O Estado e a sociedade precisam colaborar com os pais, regulando o assédio da indústria às crianças, proibindo o estímulo ao consumo não consciente e punindo as empresas que glamurizam “bigs qualquer coisa” para encherem os seus cofres.

A mídia precisa também desempenhar o seu papel, mas é forçoso reconhecer que, em boa parte, ela já escolheu o seu lado, alinhando com os anunciantes que costumam ser generosos com aqueles que os promovem.

É preciso dar um basta a este marketing nefasto e gorduroso, é preciso desmascarar a auto-regulamentação nessa área, é preciso fortalecer entidades como a ANVISA , o Instituto Alana e o IDEC que têm enfrentado interesses poderosos para denunciar e coibir abusos.

Certos setores industriais, determinados veículos e agências não têm compromisso algum com a liberdade de expressão e utilizam, cinicamente, este argumento para justificar a sua ação predadora. No fundo, defendem apenas a sua liberdade, respaldados pelo seu poderio econômico, e se empenham para calar as vozes adversárias. 

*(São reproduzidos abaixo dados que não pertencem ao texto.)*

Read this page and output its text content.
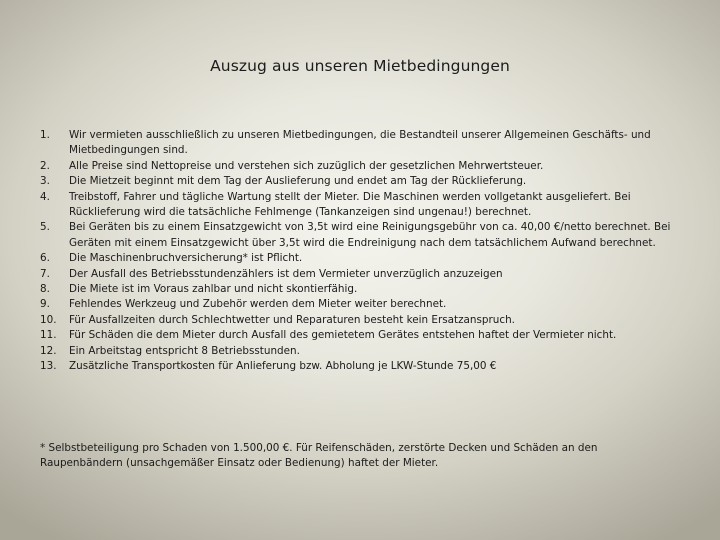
Auszug aus unseren Mietbedingungen
1.	Wir vermieten ausschließlich zu unseren Mietbedingungen, die Bestandteil unserer Allgemeinen Geschäfts- und Mietbedingungen sind.
2.	Alle Preise sind Nettopreise und verstehen sich zuzüglich der gesetzlichen Mehrwertsteuer.
3.	Die Mietzeit beginnt mit dem Tag der Auslieferung und endet am Tag der Rücklieferung.
4.	Treibstoff, Fahrer und tägliche Wartung stellt der Mieter. Die Maschinen werden vollgetankt ausgeliefert. Bei Rücklieferung wird die tatsächliche Fehlmenge (Tankanzeigen sind ungenau!) berechnet.
5.	Bei Geräten bis zu einem Einsatzgewicht von 3,5t wird eine Reinigungsgebühr von ca. 40,00 €/netto berechnet. Bei Geräten mit einem Einsatzgewicht über 3,5t wird die Endreinigung nach dem tatsächlichem Aufwand berechnet.
6.	Die Maschinenbruchversicherung* ist Pflicht.
7.	Der Ausfall des Betriebsstundenzählers ist dem Vermieter unverzüglich anzuzeigen
8.	Die Miete ist im Voraus zahlbar und nicht skontierfähig.
9.	Fehlendes Werkzeug und Zubehör werden dem Mieter weiter berechnet.
10.	Für Ausfallzeiten durch Schlechtwetter und Reparaturen besteht kein Ersatzanspruch.
11.	Für Schäden die dem Mieter durch Ausfall des gemietetem Gerätes entstehen haftet der Vermieter nicht.
12.	Ein Arbeitstag entspricht 8 Betriebsstunden.
13.	Zusätzliche Transportkosten für Anlieferung bzw. Abholung je LKW-Stunde 75,00 €
* Selbstbeteiligung pro Schaden von 1.500,00 €. Für Reifenschäden, zerstörte Decken und Schäden an den Raupenbändern (unsachgemäßer Einsatz oder Bedienung) haftet der Mieter.
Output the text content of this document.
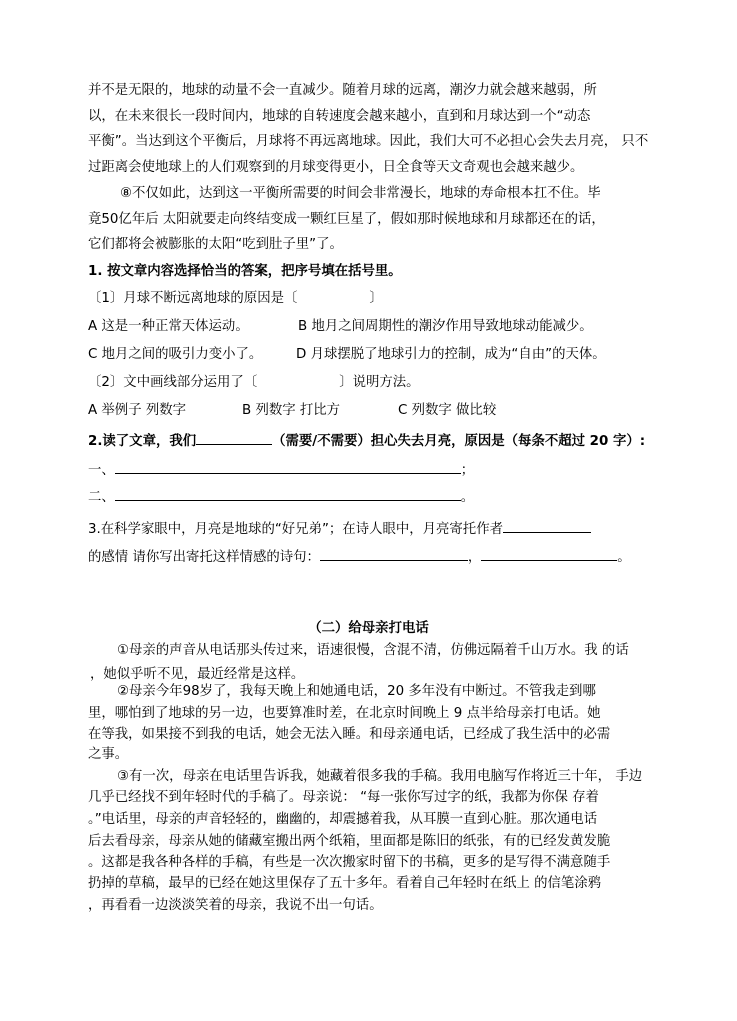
并不是无限的，地球的动量不会一直减少。随着月球的远离，潮汐力就会越来越弱，所
以，在未来很长一段时间内，地球的自转速度会越来越小，直到和月球达到一个“动态
平衡”。当达到这个平衡后，月球将不再远离地球。因此，我们大可不必担心会失去月亮， 只不
过距离会使地球上的人们观察到的月球变得更小，日全食等天文奇观也会越来越少。
⑧不仅如此，达到这一平衡所需要的时间会非常漫长，地球的寿命根本扛不住。毕
竟50亿年后 太阳就要走向终结变成一颗红巨星了，假如那时候地球和月球都还在的话，
它们都将会被膨胀的太阳“吃到肚子里”了。
1. 按文章内容选择恰当的答案，把序号填在括号里。
〔1〕月球不断远离地球的原因是〔	〕
A 这是一种正常天体运动。	B 地月之间周期性的潮汐作用导致地球动能减少。
C 地月之间的吸引力变小了。	D 月球摆脱了地球引力的控制，成为“自由”的天体。
〔2〕文中画线部分运用了〔	〕说明方法。
A 举例子 列数字	B 列数字 打比方	C 列数字 做比较
2.读了文章，我们	（需要/不需要）担心失去月亮，原因是（每条不超过 20 字）:
一、	；
二、	。
3.在科学家眼中，月亮是地球的“好兄弟”；在诗人眼中，月亮寄托作者
的感情 请你写出寄托这样情感的诗句：	，	。
（二）给母亲打电话
①母亲的声音从电话那头传过来，语速很慢，含混不清，仿佛远隔着千山万水。我 的话
，她似乎听不见，最近经常是这样。
②母亲今年98岁了，我每天晚上和她通电话，20 多年没有中断过。不管我走到哪
里，哪怕到了地球的另一边，也要算准时差，在北京时间晚上 9 点半给母亲打电话。她
在等我，如果接不到我的电话，她会无法入睡。和母亲通电话，已经成了我生活中的必需
之事。
③有一次，母亲在电话里告诉我，她藏着很多我的手稿。我用电脑写作将近三十年， 手边
几乎已经找不到年轻时代的手稿了。母亲说： “每一张你写过字的纸，我都为你保 存着
。”电话里，母亲的声音轻轻的，幽幽的，却震撼着我，从耳膜一直到心脏。那次通电话
后去看母亲，母亲从她的储藏室搬出两个纸箱，里面都是陈旧的纸张，有的已经发黄发脆
。这都是我各种各样的手稿，有些是一次次搬家时留下的书稿，更多的是写得不满意随手
扔掉的草稿，最早的已经在她这里保存了五十多年。看着自己年轻时在纸上 的信笔涂鸦
，再看看一边淡淡笑着的母亲，我说不出一句话。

As pressões são insuportáveis, o abuso do poder econômico é avassalador, assim como se multiplicam os defensores das campanhas de incentivo ao consumo de produtos não saudáveis, na imprensa, no parlamento e até mesmo na comunidade técnico-científica, uma ação orquestrada que aglutina os fabricantes de produtos alimentícios  não saudáveis, de tabaco, de transgênicos, de agrotóxicos e outros setores nocivos à saúde menos votados.

É fundamental regular o marketing infantil, conscientizar os pais, mobilizar jornalistas e e educadores e os cidadãos de maneira geral para que, em uníssono, a gente possa gritar: Prezados senhores: enfiem esse marketing gorduroso em outro lugar!”